Fig. 2 Halo bias parameters as a function of mass in the Planck simulation. Different colors indicate the damping scale (kd), measured in [hMpc−1], used to smooth the Lagrangian fields employed in the measurement of the bias parameters, and the colored regions indicate the 1σ interval around the mean value. Values presented here were measured for halos at z = 0, and the measurements at higher redshifts are even less dependent on kd, so any conclusion on the convergence of the estimators obtained here are also valid at other times.

4 Results

In this section we present the results of applying our shape bias estimators to halos in the simulations described in the previous section. Before presenting the results, we emphasize that we can estimate c_K and c_K⊗K for each individual object. This gives us great flexibility since once this set of biases is measured, we can average them over any quantity of interest, provided it is a small-scale property of the halos. To avoid confusion, we state clearly in the figure caption the quantity used for binning since it might not be the one being displayed.

4.1 Validation of estimators

As described in Sect. 2, our bias estimators require smoothing the Lagrangian density field on an arbitrary scale k_d in Fourier space. An important validation is to make sure that our estimates are, in fact, independent of k_d if we make it sufficiently small (since bias parameters are formally scale-independent quantities). Figure 2 shows the measurements of c_K, c_δK and c_K⊗K averaged in bins of halo mass for increasing values of k_d. These measurements are displayed in the figure as shaded bands marking the 1σ region around the mean value of the biases. One can see that the measurements using k_d = 0.05 [hMpc⁻¹] and k_d = 0.1 [hMpc⁻¹] are compatible within 1σ over all masses, with the exception of the largest mass bin for c_K⊗K, for which these estimators are compatible within 1.5σ. Based on these checks, we adopted k_d = 0.1 [hMpc⁻¹] as the smallest scale at which our estimators are scale-independent and used it to estimate all bias parameters that appear in the following.

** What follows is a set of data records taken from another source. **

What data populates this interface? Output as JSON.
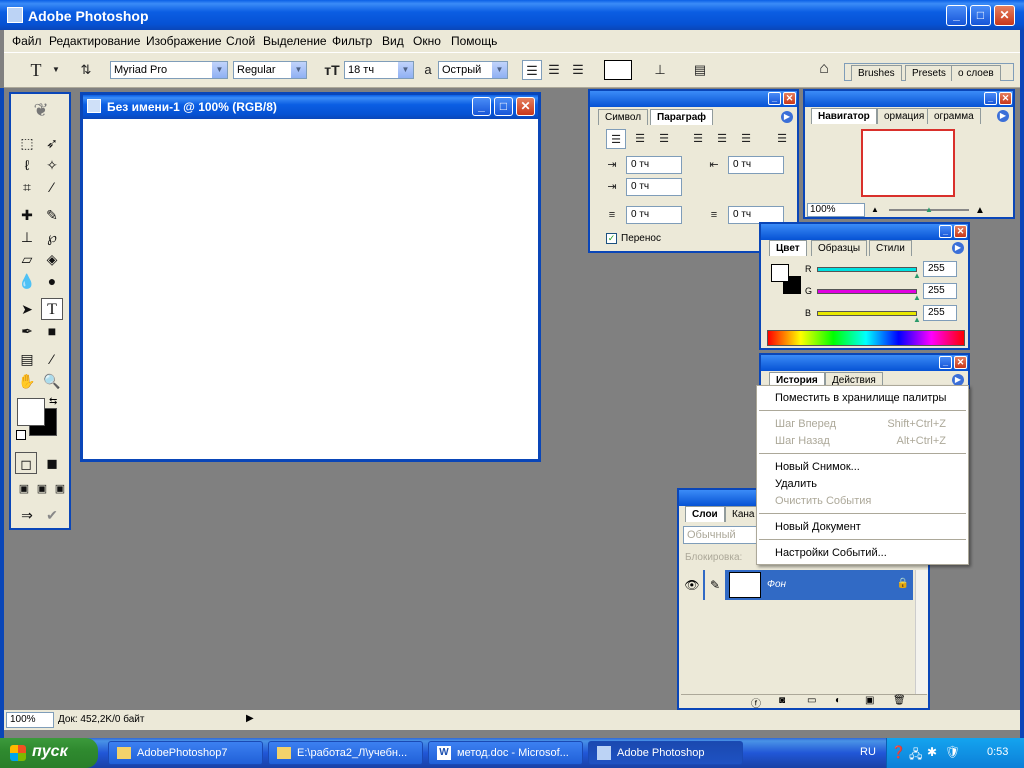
{
  "app": {
    "title": "Adobe Photoshop"
  },
  "menu": [
    "Файл",
    "Редактирование",
    "Изображение",
    "Слой",
    "Выделение",
    "Фильтр",
    "Вид",
    "Окно",
    "Помощь"
  ],
  "options": {
    "font_family": "Myriad Pro",
    "font_style": "Regular",
    "font_size": "18 тч",
    "antialias": "Острый",
    "palette_tabs": [
      "Brushes",
      "Presets",
      "о слоев"
    ]
  },
  "document": {
    "title": "Без имени-1 @ 100% (RGB/8)"
  },
  "paragraph": {
    "tabs": [
      "Символ",
      "Параграф"
    ],
    "fields": [
      "0 тч",
      "0 тч",
      "0 тч",
      "0 тч",
      "0 тч"
    ],
    "hyphenate": "Перенос"
  },
  "navigator": {
    "tabs": [
      "Навигатор",
      "ормация",
      "ограмма"
    ],
    "zoom": "100%"
  },
  "color": {
    "tabs": [
      "Цвет",
      "Образцы",
      "Стили"
    ],
    "channels": [
      {
        "label": "R",
        "value": "255",
        "color": "#00e0e0"
      },
      {
        "label": "G",
        "value": "255",
        "color": "#e000e0"
      },
      {
        "label": "B",
        "value": "255",
        "color": "#e8e800"
      }
    ]
  },
  "history": {
    "tabs": [
      "История",
      "Действия"
    ]
  },
  "context_menu": [
    {
      "label": "Поместить в хранилище палитры",
      "shortcut": "",
      "disabled": false
    },
    {
      "label": "Шаг Вперед",
      "shortcut": "Shift+Ctrl+Z",
      "disabled": true
    },
    {
      "label": "Шаг Назад",
      "shortcut": "Alt+Ctrl+Z",
      "disabled": true
    },
    {
      "label": "Новый Снимок...",
      "shortcut": "",
      "disabled": false
    },
    {
      "label": "Удалить",
      "shortcut": "",
      "disabled": false
    },
    {
      "label": "Очистить События",
      "shortcut": "",
      "disabled": true
    },
    {
      "label": "Новый Документ",
      "shortcut": "",
      "disabled": false
    },
    {
      "label": "Настройки Событий...",
      "shortcut": "",
      "disabled": false
    }
  ],
  "layers": {
    "tabs": [
      "Слои",
      "Кана"
    ],
    "blend": "Обычный",
    "lock_label": "Блокировка:",
    "layer_name": "Фон"
  },
  "status": {
    "zoom": "100%",
    "doc": "Док: 452,2K/0 байт"
  },
  "taskbar": {
    "start": "пуск",
    "tasks": [
      "AdobePhotoshop7",
      "E:\\работа2_Л\\учебн...",
      "метод.doc - Microsof...",
      "Adobe Photoshop"
    ],
    "lang": "RU",
    "clock": "0:53"
  }
}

To validate our method, we compared the results to previous measurements in the literature (Stücker et al. 2021; Akitsu et al. 2021, 2023). In Fig. 3 we compare c_δK and c_K⊗K versus c_K for halos in different mass bins. Different colored lines represent different halo-shape definitions. Comparing the results for our standard definition, I_FoF, to the measurements of Akitsu et al. (2023) shows similar trends but a significant quantitative disagreement. However, the shapes of halos are expected to be very dependent on the halo definition used. Shape definitions based on spherical overdensity, such as ℐ_200,c, ℐ_500,c, and ℐ_200,b, produce more isotropic halos due to the fact that the particles belonging to the halo are preselected to be in a spherical region. On the other hand, the FoF shape definition allows the halo out-skirts to have varying shapes, which can heavily influence the measurement of ℐ_FoF.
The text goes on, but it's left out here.